1.1 Checks over Executive Branch:
- Senate approves the presidential appointments of judges and Executive Department Heads as it recently did in case of John Kerry (Secretary of the State), John Brenan (Director CIA) etc.
- Senate ratifies the treaties wanted by the President.
- The House of Representatives may impeach and the Senate may remove the executive Head (Andrew Johnson and Bill Clinton charged by the House of Representatives but acquitted by the Senate).
- May start investigation, especially against the Executive Branch (e.g. Watergate scandal in Nixon’s era lead to Nixon’s resignation).
- May override Presidential vetoes with two third majority.
- Power to enact taxes and allocate funds to any executive functions.
1.2 Checks over Judicial Branch:
- Senate approves appointment of judges
- Power to alter the size of Court
- May remove judges through impeachment (Samuel Chase case)
- Legislative branch also has the power of creating lower courts
2. Checks by Executive Branch:
The Executive Branch (President, Vice President and President’s Cabinet) is responsible for carrying out the laws. It has a number of checks over the other two branches.
2.1 Checks over Legislative Branch:
- President can veto a bill passed by Congress.
- Can recommend legislation
- Power to call special session of the Congress
- Vice President is the head of the Senate and he can vote to break a tie.

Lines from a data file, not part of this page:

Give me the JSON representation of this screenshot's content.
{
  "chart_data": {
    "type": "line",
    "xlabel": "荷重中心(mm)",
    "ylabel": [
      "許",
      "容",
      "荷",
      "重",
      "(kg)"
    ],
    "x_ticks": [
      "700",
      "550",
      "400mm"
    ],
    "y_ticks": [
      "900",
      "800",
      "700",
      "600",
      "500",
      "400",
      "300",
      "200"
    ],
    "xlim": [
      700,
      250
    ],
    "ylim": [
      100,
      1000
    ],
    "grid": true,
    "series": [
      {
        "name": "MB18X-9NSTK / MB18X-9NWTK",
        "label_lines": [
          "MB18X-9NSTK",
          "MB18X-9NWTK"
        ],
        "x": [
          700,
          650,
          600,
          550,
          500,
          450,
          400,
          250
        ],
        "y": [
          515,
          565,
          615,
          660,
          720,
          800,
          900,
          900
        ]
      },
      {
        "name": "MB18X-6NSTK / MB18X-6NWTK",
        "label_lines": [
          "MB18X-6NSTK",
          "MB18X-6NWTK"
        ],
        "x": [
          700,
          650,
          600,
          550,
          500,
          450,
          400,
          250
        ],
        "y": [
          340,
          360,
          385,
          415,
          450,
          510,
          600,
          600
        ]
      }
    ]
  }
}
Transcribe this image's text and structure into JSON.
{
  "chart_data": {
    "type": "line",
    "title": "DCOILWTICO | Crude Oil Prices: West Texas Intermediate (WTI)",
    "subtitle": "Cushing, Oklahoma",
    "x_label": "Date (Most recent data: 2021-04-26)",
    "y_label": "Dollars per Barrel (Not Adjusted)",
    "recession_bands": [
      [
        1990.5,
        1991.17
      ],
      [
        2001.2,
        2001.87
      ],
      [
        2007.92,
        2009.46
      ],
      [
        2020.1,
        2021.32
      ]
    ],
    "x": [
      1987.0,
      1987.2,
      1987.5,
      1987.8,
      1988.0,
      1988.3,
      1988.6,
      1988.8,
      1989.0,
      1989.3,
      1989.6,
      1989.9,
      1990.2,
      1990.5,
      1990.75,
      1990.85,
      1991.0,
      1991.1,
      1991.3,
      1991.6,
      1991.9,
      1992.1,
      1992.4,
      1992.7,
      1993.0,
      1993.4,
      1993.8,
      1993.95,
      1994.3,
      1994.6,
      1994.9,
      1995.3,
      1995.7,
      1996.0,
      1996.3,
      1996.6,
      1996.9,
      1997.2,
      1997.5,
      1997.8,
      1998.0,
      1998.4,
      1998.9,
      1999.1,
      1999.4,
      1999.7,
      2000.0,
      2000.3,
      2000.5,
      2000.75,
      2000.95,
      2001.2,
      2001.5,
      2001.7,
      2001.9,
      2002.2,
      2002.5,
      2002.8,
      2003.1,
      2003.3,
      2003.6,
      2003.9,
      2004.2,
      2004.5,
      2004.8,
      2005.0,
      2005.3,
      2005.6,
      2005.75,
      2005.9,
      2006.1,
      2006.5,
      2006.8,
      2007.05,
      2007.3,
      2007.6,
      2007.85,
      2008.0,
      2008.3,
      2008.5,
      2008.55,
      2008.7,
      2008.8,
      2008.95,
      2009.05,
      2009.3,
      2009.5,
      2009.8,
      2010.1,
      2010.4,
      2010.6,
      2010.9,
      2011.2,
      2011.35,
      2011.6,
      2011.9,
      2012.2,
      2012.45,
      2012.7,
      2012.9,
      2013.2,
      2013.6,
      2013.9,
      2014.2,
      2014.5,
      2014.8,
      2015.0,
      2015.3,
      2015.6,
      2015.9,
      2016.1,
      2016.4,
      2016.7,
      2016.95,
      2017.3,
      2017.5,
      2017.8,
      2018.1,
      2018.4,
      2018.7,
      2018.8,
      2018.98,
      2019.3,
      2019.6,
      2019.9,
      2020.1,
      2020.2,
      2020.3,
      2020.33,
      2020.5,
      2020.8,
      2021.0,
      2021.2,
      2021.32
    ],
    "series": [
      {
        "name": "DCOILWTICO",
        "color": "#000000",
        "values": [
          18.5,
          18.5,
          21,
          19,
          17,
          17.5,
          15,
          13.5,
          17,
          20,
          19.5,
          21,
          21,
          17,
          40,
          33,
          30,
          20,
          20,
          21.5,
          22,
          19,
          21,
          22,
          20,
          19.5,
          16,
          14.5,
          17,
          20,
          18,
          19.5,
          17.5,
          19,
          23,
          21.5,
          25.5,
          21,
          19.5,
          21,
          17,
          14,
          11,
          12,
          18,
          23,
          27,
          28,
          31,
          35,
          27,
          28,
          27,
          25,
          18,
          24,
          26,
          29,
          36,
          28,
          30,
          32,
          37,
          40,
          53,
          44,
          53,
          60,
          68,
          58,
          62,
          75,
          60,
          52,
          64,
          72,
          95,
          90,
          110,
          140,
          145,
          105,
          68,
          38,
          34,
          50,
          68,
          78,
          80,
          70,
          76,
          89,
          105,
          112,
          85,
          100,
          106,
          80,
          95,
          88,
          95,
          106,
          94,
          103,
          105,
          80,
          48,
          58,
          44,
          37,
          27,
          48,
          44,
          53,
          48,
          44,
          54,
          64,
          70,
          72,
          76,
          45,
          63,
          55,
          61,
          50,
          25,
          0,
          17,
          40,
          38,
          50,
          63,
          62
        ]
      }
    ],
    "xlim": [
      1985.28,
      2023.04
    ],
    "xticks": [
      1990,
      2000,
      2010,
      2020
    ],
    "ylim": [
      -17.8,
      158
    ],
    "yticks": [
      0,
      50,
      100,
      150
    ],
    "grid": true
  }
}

- May force adjournment when both houses do not agree on adjournment.
2.2 Checks over Judicial Branch:
- President appoints judges of Supreme Court
- Has the power to grant pardon to convicted persons, except case of impeachment.
3. Judicial Branch's checks:
Judicial branch is given the power to interpret the laws.
3.1 Checks on Executive Branch:
- Courts can judge executive actions to be unconstitutional through the powers of judicial Review.
- Chief Justice sits as the President of the Senate during Presidential Impeachment.
3.2 Checks on Legislative Branch:
- Courts can judge legislative actions to be unconstitutional e.g. Marbury v. Madison: It was the first Supreme Court decision to declare an act of Congress unconstitutional. This established judicial review. The judge said that the constitution must have precedence over the laws passed by the Congress. Similarly the Dred Scot case of 1857 and Missouri Compromise also proved Supremacy of Constitution and a check on Congress actions.
- Determines how the congress meant the law to apply in disputes
The system of checks and balances has worked well throughout the course of American history. Although some huge clashes have occurred in the past when one institution opposed the decision of another institution like when laws have been vetoed or appointees have been rejected or laws declared unconstitutional but these all were done to maintain a balance between all the institutions and have occurred rarely. Overall, the system of checks and balances has always achieved a workable environment with institutions dominating the others.